Could Christopher Suprun Be Fined? The Faithless Elector From Texas Is Not Bound To Donald Trump
Monday brought a glimmer of good news for the countless people hoping the Electoral College will deny Donald Trump the presidency on Dec. 19. Christopher Suprun, a Republican elector from Texas, publicly announced in a New York Times op-ed that he will not be voting for the current president-elect. Twenty-nine states have laws binding electors to either the nominee of the party to which they're pledged or to the candidate who wins their state's popular vote, but fortunately for Suprun, Texas has no law dictating electors' votes.
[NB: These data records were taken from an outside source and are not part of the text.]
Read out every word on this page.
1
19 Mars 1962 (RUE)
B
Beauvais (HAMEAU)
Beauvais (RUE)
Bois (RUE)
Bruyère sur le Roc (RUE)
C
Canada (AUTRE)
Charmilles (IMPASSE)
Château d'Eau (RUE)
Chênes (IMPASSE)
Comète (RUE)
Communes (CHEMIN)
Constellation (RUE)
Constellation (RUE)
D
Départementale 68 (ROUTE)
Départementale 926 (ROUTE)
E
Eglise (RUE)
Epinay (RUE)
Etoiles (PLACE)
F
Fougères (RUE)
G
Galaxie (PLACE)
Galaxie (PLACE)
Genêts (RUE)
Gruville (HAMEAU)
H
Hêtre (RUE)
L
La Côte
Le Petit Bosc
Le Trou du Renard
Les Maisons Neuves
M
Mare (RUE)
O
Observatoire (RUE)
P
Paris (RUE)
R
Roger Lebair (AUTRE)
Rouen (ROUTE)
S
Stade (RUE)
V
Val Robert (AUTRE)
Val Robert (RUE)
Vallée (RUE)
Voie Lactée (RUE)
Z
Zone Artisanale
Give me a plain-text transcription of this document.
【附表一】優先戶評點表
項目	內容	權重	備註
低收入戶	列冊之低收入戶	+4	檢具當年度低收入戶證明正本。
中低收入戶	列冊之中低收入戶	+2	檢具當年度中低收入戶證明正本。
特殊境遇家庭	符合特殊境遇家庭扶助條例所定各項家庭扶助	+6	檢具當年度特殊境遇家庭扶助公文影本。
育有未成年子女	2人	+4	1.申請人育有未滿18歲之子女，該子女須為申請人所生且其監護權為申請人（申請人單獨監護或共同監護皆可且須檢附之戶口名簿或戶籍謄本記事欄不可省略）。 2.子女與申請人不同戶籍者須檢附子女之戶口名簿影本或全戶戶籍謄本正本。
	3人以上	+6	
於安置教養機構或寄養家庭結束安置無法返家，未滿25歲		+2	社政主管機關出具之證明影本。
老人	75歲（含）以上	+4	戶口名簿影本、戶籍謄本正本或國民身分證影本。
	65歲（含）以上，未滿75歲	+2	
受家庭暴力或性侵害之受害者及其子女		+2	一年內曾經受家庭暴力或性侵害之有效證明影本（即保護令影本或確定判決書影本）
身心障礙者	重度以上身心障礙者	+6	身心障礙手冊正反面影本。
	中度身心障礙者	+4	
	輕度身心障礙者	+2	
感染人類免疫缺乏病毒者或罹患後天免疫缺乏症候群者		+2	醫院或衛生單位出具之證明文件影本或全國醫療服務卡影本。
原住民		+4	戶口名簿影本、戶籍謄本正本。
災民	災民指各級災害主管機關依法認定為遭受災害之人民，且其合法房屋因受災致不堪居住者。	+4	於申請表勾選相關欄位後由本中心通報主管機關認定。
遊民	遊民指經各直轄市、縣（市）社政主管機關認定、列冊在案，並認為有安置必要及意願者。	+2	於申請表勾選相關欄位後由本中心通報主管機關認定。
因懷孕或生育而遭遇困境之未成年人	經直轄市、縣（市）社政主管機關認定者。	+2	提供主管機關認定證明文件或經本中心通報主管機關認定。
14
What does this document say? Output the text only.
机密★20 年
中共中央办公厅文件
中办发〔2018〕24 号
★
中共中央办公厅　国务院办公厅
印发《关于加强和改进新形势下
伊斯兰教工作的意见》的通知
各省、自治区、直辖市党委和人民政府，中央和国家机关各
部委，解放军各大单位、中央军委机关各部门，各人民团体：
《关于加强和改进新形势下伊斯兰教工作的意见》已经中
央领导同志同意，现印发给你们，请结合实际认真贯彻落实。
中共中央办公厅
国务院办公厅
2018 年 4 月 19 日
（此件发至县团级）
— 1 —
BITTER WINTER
The elector has been subject to both criticism and praise on social media since making his decision public. Angry Trump supporters have accused him of taking bribes and undermining the voters of Texas. One user on Twitter said, "I hope you are tried for treason once President Trump takes office on January 20th. You feckless coward." Suprun responded, "I worry about America when taking a vote is considered treason." Some have even sent him anti-Semitic insults. On the other side of the fence, Suprun is being hailed a hero.
Though he won't be voting for Trump, Suprun has also made it clear that his ballot will not be cast in favor of Hillary Clinton. He instead plans on throwing his supporting behind a "good third person." Judging from his op-ed, Suprun's vote will likely go to John Kasich. "I believe electors should unify behind a Republican alternative, an honorable and qualified man or woman such as Gov. John Kasich of Ohio," he wrote.
Suprun cites Trump's lack of qualifications and un-presidential behavior as the main reasons behind his decision to withdraw his support:
Mr. Trump goes out of his way to attack the cast of “Saturday Night Live” for bias. He tweets day and night, but waited two days to offer sympathy to the Ohio State community after an attack there... This is unacceptable. For me, America is that shining city on a hill that Ronald Reagan envisioned... The United States was set up as a republic. Alexander Hamilton provided a blueprint for states’ votes. Federalist 68 argued that an Electoral College should determine if candidates are qualified, not engaged in demagogy, and independent from foreign influence. Mr. Trump shows us again and again that he does not meet these standards... Mr. Trump lacks the foreign policy experience and demeanor needed to be commander in chief... During the campaign Mr. Trump even said Russia should hack Hillary Clinton’s emails. This encouragement of an illegal act has troubled many members of Congress and troubles me.
Hamilton also reminded us that a president cannot be a demagogue. Mr. Trump urged violence against protesters at his rallies during the campaign. He speaks of retribution against his critics... Finally, Mr. Trump does not understand that the Constitution expressly forbids a president to receive payments or gifts from foreign governments. We have reports that Mr. Trump’s organization has business dealings in Argentina, Bahrain, Taiwan and elsewhere... The election of the next president is not yet a done deal. Electors of conscience can still do the right thing for the good of the country.... Fifteen years ago, I swore an oath to defend my country and Constitution against all enemies, foreign and domestic. On Dec. 19, I will do it again.
Suprun has had reservations about Trump's candidacy for months and is the first Republican elector to announce his intention to go against his party's nominee. While faithless electors in other states might have to deal with fines — usually between $500 to $1,000 — for breaking laws binding them to Trump, Suprun is free of having these worries. It'll be interesting to see if his decision to speak out will influence any of his Republican peers.